Nous nous sommes rencontrés il y a huit ans. Il venait d’Angleterre. J’ai vu tout de suite qu’il était différent et cela m’attirait énormément. J’étais alors très naïve et idéaliste.
C’était un homme abîmé par toutes les injustices qu’on lui avait faites, dans sa jeunesse, au cours de la guerre du Golf et en Yougoslavie. J’étais alors persuadée qu’il suffisait de s’aimer beaucoup, pour résoudre ensemble tous les problèmes. Je voulais porter sa misère sur mes épaules.
Dés le début il a eu de violents accès de colère. Il pouvait par exemple se mettre dans tous ses états au sujet de la politique, et je trouvais ça formidable. Mais il était aussi très destructif envers lui-même. Je devais jeter régulièrement les médicaments et la boisson. J’essayais de lui donner tout ce dont il avait besoin. Je voulais lui apporter le bonheur en échange de tout ce qu’on lui avait fait.
Tout bien considéré, les choses n’allaient pas bien dés le début. Je fais de la peinture par exemple, mais dés que je me mettais à peindre, il prenait la toile et la déchirait. Cela ne me dérangeait pas pour la toile. Ce que je trouvais affreux c’est que je ne pouvais rien y faire. Une victime ? Non, je ne me considérais pas ainsi. Je ne sentais pas ma propre douleur, je ne pensais qu’à le consoler.
Je m’enfuyais parfois de la maison. Ma famille a commencé à me demander s’il me battait ce que je niais. Je pensais : ce n’est rien. Et je revenais toujours, justement pour ne pas entendre ce genre de questions. Lors de l’accouchement de notre second enfant, à l’hôpital, je remarquais qu’il était totalement incapable de vivre seul. Je devais l’appeler continuellement. Je ne savais pas qu’il se droguait. Je ne prends pas de drogue donc je ne sais pas reconnaître les symptômes. Je pensais que ses colères étaient dues uniquement à sa jeunesse malheureuse. Lorsque je suis rentrée à la maison avec le bébé, l’atmosphère était devenue de plus en plus menaçante.

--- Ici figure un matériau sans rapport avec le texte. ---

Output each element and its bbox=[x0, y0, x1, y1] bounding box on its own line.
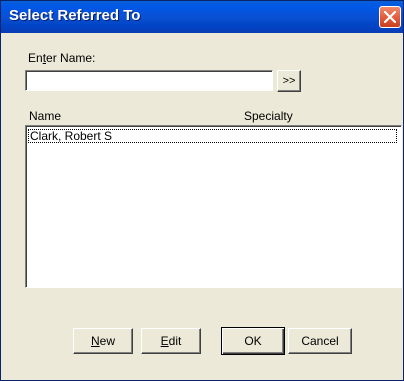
title-bar[interactable]: Select Referred To bbox=[1, 1, 403, 33]
new-button[interactable]: New bbox=[73, 328, 133, 354]
edit-button[interactable]: Edit bbox=[141, 328, 201, 354]
search-go-button[interactable]: >> bbox=[277, 70, 301, 92]
name-search-input[interactable] bbox=[25, 70, 273, 91]
list-item-name: Clark, Robert S bbox=[30, 129, 113, 143]
close-icon bbox=[384, 11, 396, 23]
dialog-window: Select Referred To Enter Name: >> Name S… bbox=[0, 0, 404, 381]
column-header-name[interactable]: Name bbox=[29, 109, 61, 123]
cancel-button[interactable]: Cancel bbox=[288, 328, 352, 354]
column-header-specialty[interactable]: Specialty bbox=[244, 109, 293, 123]
referral-list[interactable]: Clark, Robert S bbox=[25, 125, 402, 288]
close-button[interactable] bbox=[379, 6, 401, 28]
enter-name-label: Enter Name: bbox=[28, 51, 96, 65]
list-item[interactable]: Clark, Robert S bbox=[28, 129, 397, 143]
ok-button[interactable]: OK bbox=[221, 327, 285, 355]
window-title: Select Referred To bbox=[9, 7, 141, 24]
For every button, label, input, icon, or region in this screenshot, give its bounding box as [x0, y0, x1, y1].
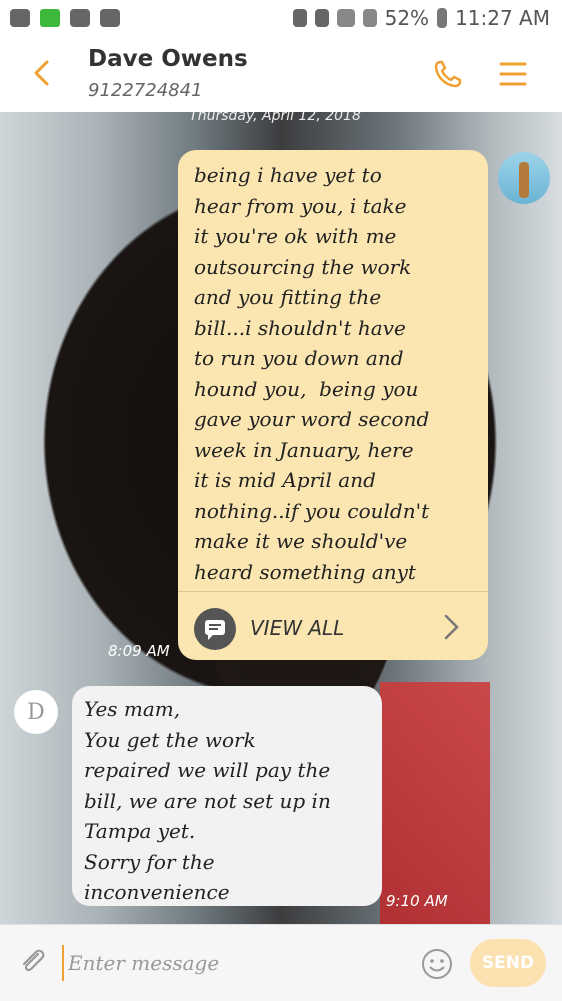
- system-status: 52% 11:27 AM: [292, 6, 550, 30]
- conversation-area[interactable]: Thursday, April 12, 2018 being i have ye…: [0, 112, 562, 924]
- conversation-header: Dave Owens 9122724841: [0, 36, 562, 113]
- battery-icon: [437, 8, 448, 28]
- message-text: Yes mam, You get the work repaired we wi…: [84, 697, 331, 904]
- message-timestamp: 8:09 AM: [108, 642, 170, 660]
- attachment-icon[interactable]: [16, 945, 50, 979]
- giraffe-icon: [519, 162, 529, 198]
- message-input[interactable]: [62, 945, 408, 981]
- message-composer: SEND: [0, 924, 562, 1001]
- gallery-icon: [100, 9, 120, 27]
- youtube-icon: [70, 9, 90, 27]
- outgoing-message-bubble[interactable]: being i have yet to hear from you, i tak…: [178, 150, 488, 660]
- contact-name: Dave Owens: [88, 46, 248, 72]
- battery-percent: 52%: [384, 6, 430, 30]
- menu-icon[interactable]: [498, 58, 528, 90]
- message-icon: [194, 608, 236, 650]
- nfc-icon: [292, 9, 307, 27]
- notification-icons: [10, 9, 120, 27]
- message-timestamp: 9:10 AM: [386, 892, 448, 910]
- back-icon[interactable]: [28, 58, 58, 88]
- send-button[interactable]: SEND: [470, 939, 546, 987]
- w-app-icon: [40, 9, 60, 27]
- signal-icon: [362, 9, 377, 27]
- view-all-label: VIEW ALL: [250, 616, 345, 640]
- date-divider: Thursday, April 12, 2018: [189, 112, 361, 124]
- wifi-icon: [336, 9, 355, 27]
- chat-notification-icon: [10, 9, 30, 27]
- status-bar: 52% 11:27 AM: [0, 0, 562, 36]
- contact-number: 9122724841: [88, 80, 203, 101]
- chevron-right-icon: [436, 612, 466, 642]
- view-all-button[interactable]: VIEW ALL: [178, 591, 488, 661]
- contact-avatar[interactable]: D: [14, 690, 58, 734]
- incoming-message-bubble[interactable]: Yes mam, You get the work repaired we wi…: [72, 686, 382, 906]
- message-text: being i have yet to hear from you, i tak…: [194, 163, 430, 584]
- my-avatar[interactable]: [498, 152, 550, 204]
- clock: 11:27 AM: [455, 6, 550, 30]
- phone-icon[interactable]: [432, 58, 464, 90]
- alarm-icon: [314, 9, 329, 27]
- emoji-icon[interactable]: [420, 947, 454, 981]
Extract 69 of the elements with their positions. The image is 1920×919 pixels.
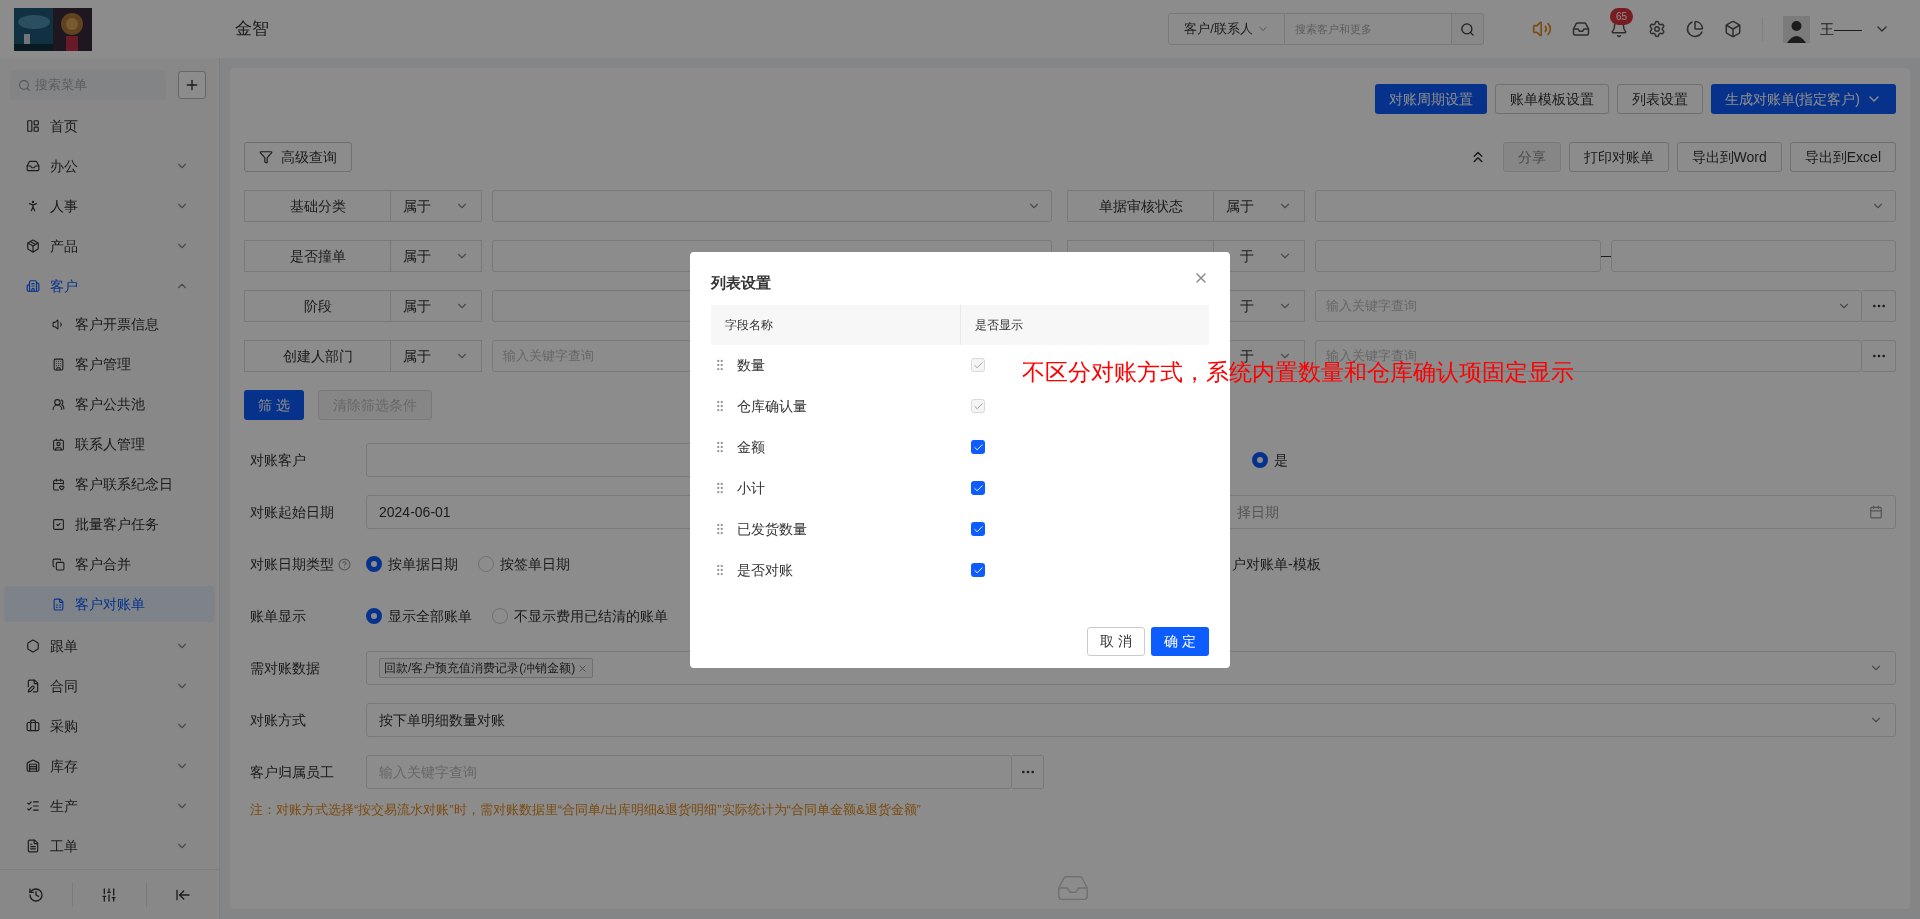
- operator-select[interactable]: 属于: [391, 340, 482, 372]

Un jour qu’il devait faire une petite réparation, il a perdu son marteau. Il était sur que je l’avais caché. Je me suis torturée les méninges pour savoir où il pouvait bien se trouver. Je voulais d’un coté qu’il retrouve ce marteau et de l’autre je ne le voulais pas. J’en était rendue là : j’étais à la fois de son coté et contre lui. Devais-je me mettre à crier ou devais-je me taire ? Ces colères étaient de toute façon inévitables. C’était la première fois que j’avais vraiment peur car je ne savais plus qui j’étais.
J’ai appelé un assistant social qui m’a dit : « Vous devez aller dans une maison pour femmes battues. » Je lui ai répondu que ce n’était pas pour moi, car j’étais normale. Alors il m’a demandé « Voulez-vous que vos enfants aient une mère dévisagée ? » J’ai trouvé cela très grave. Comment pourrais-je élever mes enfants si je n’avais aucun respect pour moi-même ? Il m’a donné l’adresse d’une maison pour femmes battues. Il m’a dit « Emportez ce qui est important, votre passeport et les papiers des enfants, les albums de photos. » Et c’est ainsi que je me suis cachée un certain temps avec les enfants.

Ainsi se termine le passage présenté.